Multi-objective adaptive trend optimization for integrated robotic assembly line balancing and agv scheduling
摘要
The assembly line balancing problem (ALBP) deals with assigning tasks to workstations under precedence constraints to improve assembly line efficiency. When the number of workstations is fixed and the objective is to minimize the cycle time, the problem is known as the simple assembly line balancing problem type II (SALBP-II). When robot arms are assigned to workstations, it becomes the robotic assembly line balancing problem type II (RALBP-II). This study investigates an integrated RALBP-II problem in which automated guided vehicles (AGVs) are responsible for material delivery.
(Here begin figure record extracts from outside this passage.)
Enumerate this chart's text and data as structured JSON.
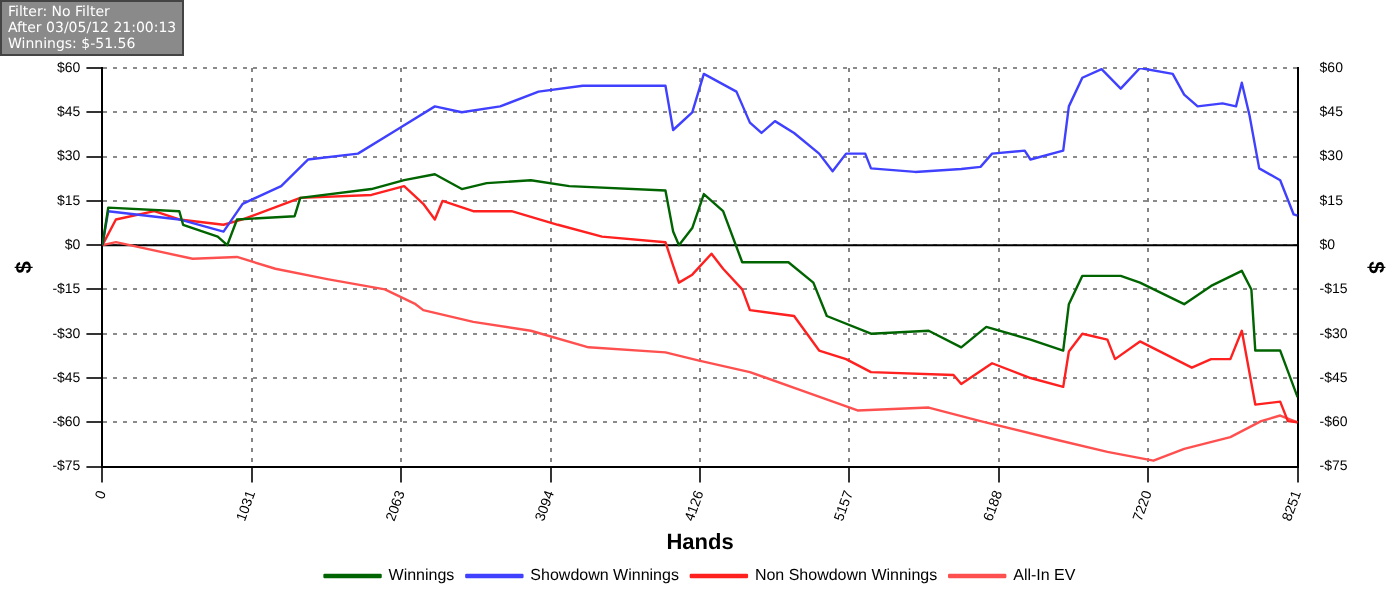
{
  "chart_data": {
    "type": "line",
    "xlabel": "Hands",
    "ylabel": "$",
    "y2label": "$",
    "annotations": [
      "Filter: No Filter",
      "After 03/05/12 21:00:13",
      "Winnings: $-51.56"
    ],
    "xlim": [
      0,
      8251
    ],
    "xticks": [
      0,
      1031,
      2063,
      3094,
      4126,
      5157,
      6188,
      7220,
      8251
    ],
    "ylim": [
      -75,
      60
    ],
    "yticks": [
      {
        "value": -75,
        "label": "-$75"
      },
      {
        "value": -60,
        "label": "-$60"
      },
      {
        "value": -45,
        "label": "-$45"
      },
      {
        "value": -30,
        "label": "-$30"
      },
      {
        "value": -15,
        "label": "-$15"
      },
      {
        "value": 0,
        "label": "$0"
      },
      {
        "value": 15,
        "label": "$15"
      },
      {
        "value": 30,
        "label": "$30"
      },
      {
        "value": 45,
        "label": "$45"
      },
      {
        "value": 60,
        "label": "$60"
      }
    ],
    "y2lim": [
      -75,
      60
    ],
    "y2ticks": [
      {
        "value": -75,
        "label": "-$75"
      },
      {
        "value": -60,
        "label": "-$60"
      },
      {
        "value": -45,
        "label": "-$45"
      },
      {
        "value": -30,
        "label": "-$30"
      },
      {
        "value": -15,
        "label": "-$15"
      },
      {
        "value": 0,
        "label": "$0"
      },
      {
        "value": 15,
        "label": "$15"
      },
      {
        "value": 30,
        "label": "$30"
      },
      {
        "value": 45,
        "label": "$45"
      },
      {
        "value": 60,
        "label": "$60"
      }
    ],
    "grid": true,
    "legend": "bottom",
    "marker": "none",
    "line_style": "solid",
    "ref_lines": [
      {
        "axis": "y",
        "value": 0,
        "color": "#000000"
      }
    ],
    "series": [
      {
        "name": "Winnings",
        "color": "#006400",
        "x": [
          0,
          40,
          531,
          557,
          796,
          862,
          929,
          1327,
          1366,
          1857,
          2083,
          2295,
          2481,
          2653,
          2958,
          3223,
          3887,
          3940,
          3980,
          4072,
          4152,
          4285,
          4417,
          4736,
          4908,
          5001,
          5306,
          5704,
          5929,
          6102,
          6407,
          6633,
          6672,
          6765,
          7030,
          7163,
          7468,
          7654,
          7866,
          7932,
          7959,
          8131,
          8251
        ],
        "values": [
          0,
          12.7,
          11.5,
          6.9,
          2.9,
          0,
          8.7,
          9.8,
          16,
          19,
          22,
          24,
          19,
          21,
          22,
          20,
          18.5,
          4.6,
          0,
          5.8,
          17.3,
          11.5,
          -5.8,
          -5.8,
          -12.7,
          -24,
          -30,
          -29,
          -34.6,
          -27.7,
          -32,
          -35.7,
          -20,
          -10.4,
          -10.4,
          -12.7,
          -20,
          -13.8,
          -8.7,
          -15,
          -35.7,
          -35.7,
          -51.5
        ]
      },
      {
        "name": "Showdown Winnings",
        "color": "#4040ff",
        "x": [
          0,
          40,
          531,
          836,
          968,
          1234,
          1419,
          1764,
          2030,
          2295,
          2481,
          2746,
          3011,
          3316,
          3887,
          3940,
          4072,
          4152,
          4377,
          4470,
          4550,
          4643,
          4775,
          4948,
          5041,
          5134,
          5266,
          5306,
          5611,
          5929,
          6062,
          6142,
          6367,
          6407,
          6633,
          6672,
          6765,
          6898,
          7030,
          7163,
          7389,
          7468,
          7561,
          7733,
          7826,
          7866,
          7919,
          7986,
          8131,
          8224,
          8251
        ],
        "values": [
          0,
          11.5,
          8.7,
          4.6,
          14,
          20,
          29,
          31,
          39,
          47,
          45,
          47,
          52,
          54,
          54,
          39,
          45,
          58,
          52,
          41.5,
          38,
          42,
          38,
          31,
          25,
          31,
          31,
          26,
          24.8,
          25.8,
          26.5,
          31,
          32,
          29,
          32,
          47,
          56.7,
          59.6,
          53,
          60,
          58,
          51,
          47,
          48,
          47,
          55,
          44,
          26,
          22,
          10.4,
          10
        ]
      },
      {
        "name": "Non Showdown Winnings",
        "color": "#ff2020",
        "x": [
          0,
          93,
          358,
          531,
          836,
          968,
          1366,
          1857,
          2083,
          2215,
          2295,
          2348,
          2560,
          2825,
          3144,
          3449,
          3887,
          3940,
          3980,
          4072,
          4205,
          4285,
          4417,
          4470,
          4775,
          4948,
          5134,
          5306,
          5876,
          5929,
          6142,
          6407,
          6633,
          6672,
          6765,
          6938,
          6991,
          7163,
          7521,
          7654,
          7787,
          7866,
          7959,
          8131,
          8184,
          8251
        ],
        "values": [
          0,
          8.7,
          11.5,
          8.7,
          6.9,
          8.7,
          16,
          17,
          20,
          14,
          8.7,
          15,
          11.5,
          11.5,
          6.9,
          2.9,
          1,
          -6.9,
          -12.7,
          -10,
          -2.9,
          -8,
          -15,
          -22,
          -24,
          -35.7,
          -38.6,
          -43,
          -44,
          -47,
          -40,
          -45,
          -48,
          -36,
          -30,
          -32,
          -38.6,
          -32.6,
          -41.5,
          -38.6,
          -38.6,
          -29,
          -54,
          -53,
          -59.6,
          -60
        ]
      },
      {
        "name": "All-In EV",
        "color": "#ff5050",
        "x": [
          0,
          93,
          623,
          929,
          1194,
          1552,
          1950,
          2162,
          2215,
          2560,
          2958,
          3356,
          3887,
          4112,
          4470,
          4815,
          5213,
          5704,
          6062,
          6593,
          6938,
          7256,
          7468,
          7787,
          7999,
          8131,
          8251
        ],
        "values": [
          0,
          1,
          -4.6,
          -4,
          -8,
          -11.5,
          -15,
          -20,
          -22,
          -26,
          -29,
          -34.6,
          -36.3,
          -39,
          -43,
          -49,
          -56,
          -55,
          -59.6,
          -66,
          -70,
          -73,
          -69,
          -65,
          -59.6,
          -57.7,
          -60
        ]
      }
    ]
  }
}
Adopting a multi-objective optimization perspective, we simultaneously minimize the cycle time and the total material delivery tardiness to improve assembly line balance and reduce delivery delays. To address this problem, we propose a novel Adaptive Trend Optimization (ATO) algorithm that employs two types of block search: a within-block local search and an outside-block global search. The block length is dynamically adjusted according to the trend factor that reflects the convergence status of the solutions to balance local and global search. The effectiveness of ATO is evaluated on four benchmark instances and compared with four representative metaheuristic algorithms, Particle Swarm Optimization, Genetic Algorithm, Ant Colony Optimization, and Artificial Bee Colony. The experiment uses the Hypervolume (HV) metric to evaluate the algorithm’s solution quality. Moreover, the results show that ATO achieves superior solution quality compared with the other algorithms on this integrated problem.